While out to breakfast while the informant was visiting me in Los Angeles, I asked her if there were any particular rituals or traditions drawn from Asian cultures that she has incorporated into weddings in the past. She responded by describing tea ceremonies, which she has commonly incorporated in the weddings of individual’s having a Chinese cultural background.
“In a tea ceremony, the parents of the bride and groom are called up to the altar. Together, the bride and groom prepare a cup of tea for each parent. The mothers and fathers then each take three sips of the tea, after which they sit back down. I’m not entirely sure why it is important that they take only three sips, but traditionally that is how it’s done.”
My first question after hearing of this tradition was, “How do they boil water at the altar?” To which the informant responded, “Typically a kettle has been heated somewhere behind the scenes, and it is brought out for the bride and groom.
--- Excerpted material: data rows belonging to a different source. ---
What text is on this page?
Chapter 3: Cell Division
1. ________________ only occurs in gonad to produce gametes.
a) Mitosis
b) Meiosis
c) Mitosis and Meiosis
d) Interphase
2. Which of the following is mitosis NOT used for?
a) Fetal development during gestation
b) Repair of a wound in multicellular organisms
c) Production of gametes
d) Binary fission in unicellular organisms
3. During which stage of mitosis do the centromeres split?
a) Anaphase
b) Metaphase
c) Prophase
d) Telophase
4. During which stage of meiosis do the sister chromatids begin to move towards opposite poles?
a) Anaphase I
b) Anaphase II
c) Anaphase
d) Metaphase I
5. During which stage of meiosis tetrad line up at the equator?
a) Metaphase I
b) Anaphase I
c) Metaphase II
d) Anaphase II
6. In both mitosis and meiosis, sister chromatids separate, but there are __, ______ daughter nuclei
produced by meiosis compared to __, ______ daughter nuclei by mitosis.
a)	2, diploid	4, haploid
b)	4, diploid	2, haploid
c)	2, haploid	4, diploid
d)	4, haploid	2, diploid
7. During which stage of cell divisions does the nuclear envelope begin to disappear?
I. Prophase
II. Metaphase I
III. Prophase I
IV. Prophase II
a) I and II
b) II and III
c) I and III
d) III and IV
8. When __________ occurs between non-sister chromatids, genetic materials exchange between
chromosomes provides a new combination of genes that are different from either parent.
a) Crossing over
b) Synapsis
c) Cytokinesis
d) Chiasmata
Really all they have to do is pour the tea into a cup and serve it to their parents.” This ceremony seems to represent the newlyweds demonstrating their gratitude to their parents for all that they have done, as a wedding marks the transition at which an individual’s spouse now has more responsibility for taking care of that person than do his or her parents. It is also a way for the bride and groom to let the parents know that they will take care of them in the future as old age approaches. While the informant was unsure of the reason that the parents take only three sips of the tea, examining this tradition with a comparative lens that takes into account a broad range of folklore shows that many folk traditions come in repetitions of threes. This often dates back to the Christian doctrine of the Trinity defined by the Father, the Son, and the Holy Spirit. It also removes the awkwardness that would arise if one of the parents took a great deal of time to finish drinking the entire cup of tea while the entire audience had to sit and wait for them to be done, as three sips can be taken much more quickly and at the same speed by all parents.